The book contains few revelations, the most interesting of them that his father contemplated not running for re-election in 1992, in part out of weariness, in part because his son Neil, George W’s younger sibling, was under investigation in a banking scandal.

Most moving is 43’s account of the death of Robin, his sister, of leukemia at the age of four, in 1953. “In one of her final moments with my father,” he writes, “Robin looked up at him with her beautiful blue eyes and said, ‘I love you more than tongue can tell.’ Dad would repeat those words for the rest of his life.”

Former President George W. Bush passes a portrait of himself and his father former President George H.W. Bush (Pat Sullivan/AP)

In fact, 41 doesn’t need this kind of paean.

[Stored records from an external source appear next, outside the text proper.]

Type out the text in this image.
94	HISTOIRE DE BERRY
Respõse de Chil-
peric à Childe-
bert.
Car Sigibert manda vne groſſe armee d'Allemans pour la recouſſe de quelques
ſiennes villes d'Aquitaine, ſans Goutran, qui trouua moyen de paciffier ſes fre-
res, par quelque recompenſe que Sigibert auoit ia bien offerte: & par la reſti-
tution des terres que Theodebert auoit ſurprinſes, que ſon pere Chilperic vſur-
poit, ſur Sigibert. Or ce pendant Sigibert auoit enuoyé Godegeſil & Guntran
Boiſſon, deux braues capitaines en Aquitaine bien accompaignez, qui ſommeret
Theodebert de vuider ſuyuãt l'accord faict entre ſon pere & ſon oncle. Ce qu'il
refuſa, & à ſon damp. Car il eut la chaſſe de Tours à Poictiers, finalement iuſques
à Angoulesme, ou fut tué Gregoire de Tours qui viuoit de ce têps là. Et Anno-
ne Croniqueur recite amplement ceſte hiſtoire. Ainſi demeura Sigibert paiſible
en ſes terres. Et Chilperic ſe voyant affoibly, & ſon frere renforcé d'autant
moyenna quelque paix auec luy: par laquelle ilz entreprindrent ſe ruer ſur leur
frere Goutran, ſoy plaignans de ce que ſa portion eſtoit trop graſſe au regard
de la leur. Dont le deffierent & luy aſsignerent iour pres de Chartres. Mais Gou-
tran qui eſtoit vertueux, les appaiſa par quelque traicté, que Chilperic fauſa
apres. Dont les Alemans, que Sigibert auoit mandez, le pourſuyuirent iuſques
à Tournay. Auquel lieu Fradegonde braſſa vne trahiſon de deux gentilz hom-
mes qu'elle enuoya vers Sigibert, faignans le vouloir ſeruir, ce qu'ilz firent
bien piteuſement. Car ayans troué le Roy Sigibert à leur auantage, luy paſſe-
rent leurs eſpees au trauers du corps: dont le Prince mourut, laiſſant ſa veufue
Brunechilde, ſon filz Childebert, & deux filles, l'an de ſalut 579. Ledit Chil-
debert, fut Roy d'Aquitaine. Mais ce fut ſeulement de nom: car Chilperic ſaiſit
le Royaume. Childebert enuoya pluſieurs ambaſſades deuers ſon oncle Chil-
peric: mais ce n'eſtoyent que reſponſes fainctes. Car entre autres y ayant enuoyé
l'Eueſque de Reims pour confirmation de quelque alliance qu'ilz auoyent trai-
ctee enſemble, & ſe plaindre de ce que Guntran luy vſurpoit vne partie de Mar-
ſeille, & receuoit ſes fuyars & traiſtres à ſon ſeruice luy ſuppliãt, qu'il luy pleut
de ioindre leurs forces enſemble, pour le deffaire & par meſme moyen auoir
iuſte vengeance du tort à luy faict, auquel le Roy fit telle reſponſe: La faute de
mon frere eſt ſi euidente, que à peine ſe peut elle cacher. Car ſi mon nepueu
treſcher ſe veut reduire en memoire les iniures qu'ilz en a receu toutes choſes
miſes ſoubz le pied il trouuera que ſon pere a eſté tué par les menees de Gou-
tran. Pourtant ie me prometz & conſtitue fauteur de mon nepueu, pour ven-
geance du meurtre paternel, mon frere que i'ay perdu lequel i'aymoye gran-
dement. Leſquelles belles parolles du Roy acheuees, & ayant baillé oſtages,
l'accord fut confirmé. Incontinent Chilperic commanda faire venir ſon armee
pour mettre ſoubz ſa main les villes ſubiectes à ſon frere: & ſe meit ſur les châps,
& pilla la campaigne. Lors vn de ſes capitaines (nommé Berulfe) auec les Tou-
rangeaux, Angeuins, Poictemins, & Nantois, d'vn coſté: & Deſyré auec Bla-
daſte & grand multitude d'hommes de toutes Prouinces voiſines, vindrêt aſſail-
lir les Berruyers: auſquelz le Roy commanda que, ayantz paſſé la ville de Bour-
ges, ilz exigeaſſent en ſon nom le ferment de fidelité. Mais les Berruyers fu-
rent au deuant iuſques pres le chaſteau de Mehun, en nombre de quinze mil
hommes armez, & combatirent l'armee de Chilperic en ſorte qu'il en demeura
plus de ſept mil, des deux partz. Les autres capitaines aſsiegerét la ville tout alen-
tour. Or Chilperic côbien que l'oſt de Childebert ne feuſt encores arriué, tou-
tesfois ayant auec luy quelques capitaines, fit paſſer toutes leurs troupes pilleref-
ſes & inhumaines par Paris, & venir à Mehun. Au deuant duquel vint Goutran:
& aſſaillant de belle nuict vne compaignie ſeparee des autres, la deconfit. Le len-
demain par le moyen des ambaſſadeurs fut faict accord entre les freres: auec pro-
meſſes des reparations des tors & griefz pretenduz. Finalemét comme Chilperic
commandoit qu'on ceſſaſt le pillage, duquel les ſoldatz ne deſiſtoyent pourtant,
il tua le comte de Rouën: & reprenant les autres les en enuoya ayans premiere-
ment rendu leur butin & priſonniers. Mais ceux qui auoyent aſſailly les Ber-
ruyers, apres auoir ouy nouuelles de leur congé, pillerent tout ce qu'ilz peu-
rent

In retrospect, his presidency is looking better by the day, especially in foreign affairs where Barack Obama hasn’t exactly excelled, and where his son, by invading Iraq in 2003, committed arguably the biggest foreign policy blunder in American history.

The elder Bush wasn’t just as decent a man as you’ll find in politics, with a remarkable gift for personal relations, but was the diplomatic master who in 1991 knew not to go all the way to Baghdad, and whose tact and refusal to gloat contributed much to the fact that the Soviet Union expired peacefully, rather than in a bloodbath. But if there was a rift – Oedipal or otherwise – between father and son, the book is proof that it has long since healed.

Bush junior dismisses such theorising as “psychobabble” – alas, though, this may not be the end of it. Quite possibly, his younger brother Jeb will run for the presidency in 2016; according to George W, both he and his father are urging Jeb to do so; in which case a “45” might be added to the Bushes’ White House shorthand.

But here too there is a twist. If 43 was once the black sheep of the family, Jeb was the one who Bush senior felt had real political promise. The pivotal year was 1994. George junior ran for governor in Texas and won, but Jeb lost his bid for the governorship of Florida. Had he won, he might have been the Republican nominee in 2000. Or maybe America would have experienced its version of Miliband fraternal warfare.